Area, Founder, and Date
Jainism is an ancient religion practiced in India (Flugel 199). This religion advocates for the love towards other beings and the practice of non-violence. The religion of Jainism can be traced to the emergence of 24 teachers who believed that the humans need to exist peacefully and love one another. The history of Jainism can be traced to the 6century BC during the period of social and political change in ancient India.
Vardhamana is believed to be the founder of Jainism after he became disappointed with the social and political occurrences within his environment (Talbot 64). Despite being born a prince in Kshatriyas castle, he could now withstand the social conflicts, inequalities, and warfare in ancient India. In response to this, he gave up his royal privileges and kingdom to pursue real satisfaction through fasting and meditation. After wandering around for 12 years, he became the hero (also known as Jaina) and founded the Jainism religion.
Jains view the world as a stream full of misery and sufferings and they have to navigate through it. In this regard, their view is to build a bridge that would help them navigate through the unfair stream of life (Aukland 126). Through this, they help others to cross the stream without facing the wrath of the stream. Jains believe that everything, including the gods, humans, and the animals have a soul and should thus be protected.
The Jain literature is mostly contained in the collection known as the Jain Agmas. It contains the basic tenets of Jainism and their canons. These texts contain a collection of the teachings of Mahivara that needs to be memorized and passed from one generation to the other. Most of the teachings had to me memorized to increase the knowledge of the Jain monks and nuns. Since the monks and the nuns were not allowed to write, most of the Jain literature has been lost. Currently, a Jain should read the Chahdhala, Ratnakarandak, and Prathamanuyod. These three scriptures contain the basic tenets of Jainism, their conduct, and the morals they need to follow. Therefore, these scriptures encourage ethics and moral behavior of the Jains throughout their religious life.
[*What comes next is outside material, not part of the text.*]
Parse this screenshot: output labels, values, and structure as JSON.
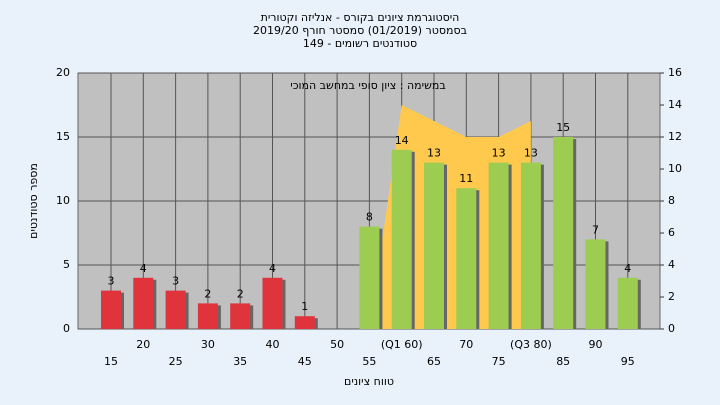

Unlike Christianity, Jainism does not believe in the superior being called God. However, they believe that the human beings and other living organisms in the world are entitled to eternity with no time limits (Talbot 65). To cope with the changing times, the living things change and modify their forms from one nature to another. Also, the Jainism believes that the cosmic law applies and that nothing can be destroyed nor created. Therefore, Jainism does not believe that God is the creator, destroyer, and the controller of the universe. However, Jains believe that every human being has the potential to become God, provided they receive some form of liberation after their Karma is destroyed. Since every living being has the potential to become God, Jains have several Gods who have received liberation. The number of Gods among the Jains continuously increase as more beings become liberated.
Salvation, Afterlife, and Key Idea
Jains does not believe in salvation that leads to eternal life. However, the Jains believe that people become liberated once they are done with all the Karmas. The liberated being then lives in a perfect state of peace and tranquility where he possesses infinite knowledge, power, and vision. On the other hand, the Jains does not believe in the end of life, but they believe in the transformation of life from one form to another. Therefore, the key idea of this religion is to live a harmless and peaceful life in their attempts to attain liberation. Therefore, the aim of the Jains is to be relieved from the Karmas and achieve a liberated soul and a godly nature
Aukland, Knut. “Understanding Possession in Jainism: A Study of Oracular Possession in Nakoda.” Modern Asian Studies 47.1 (2013): 109-34. ProQuest. Web. 10 Sep. 2016.
Flügel, Peter. “Jainism and Society.” Internationales Asien Forum.International Quarterly for Asian Studies 37.1 (2006): 198-202. ProQuest. Web. 10 Sep. 2016.
Talbot, Cynthia. “Open Boundaries: Jain Communities and Cultures in Indian History.” The Journal of Asian Studies 59.4 (2000): 1064-5. ProQuest. Web. 10 Sep. 2016.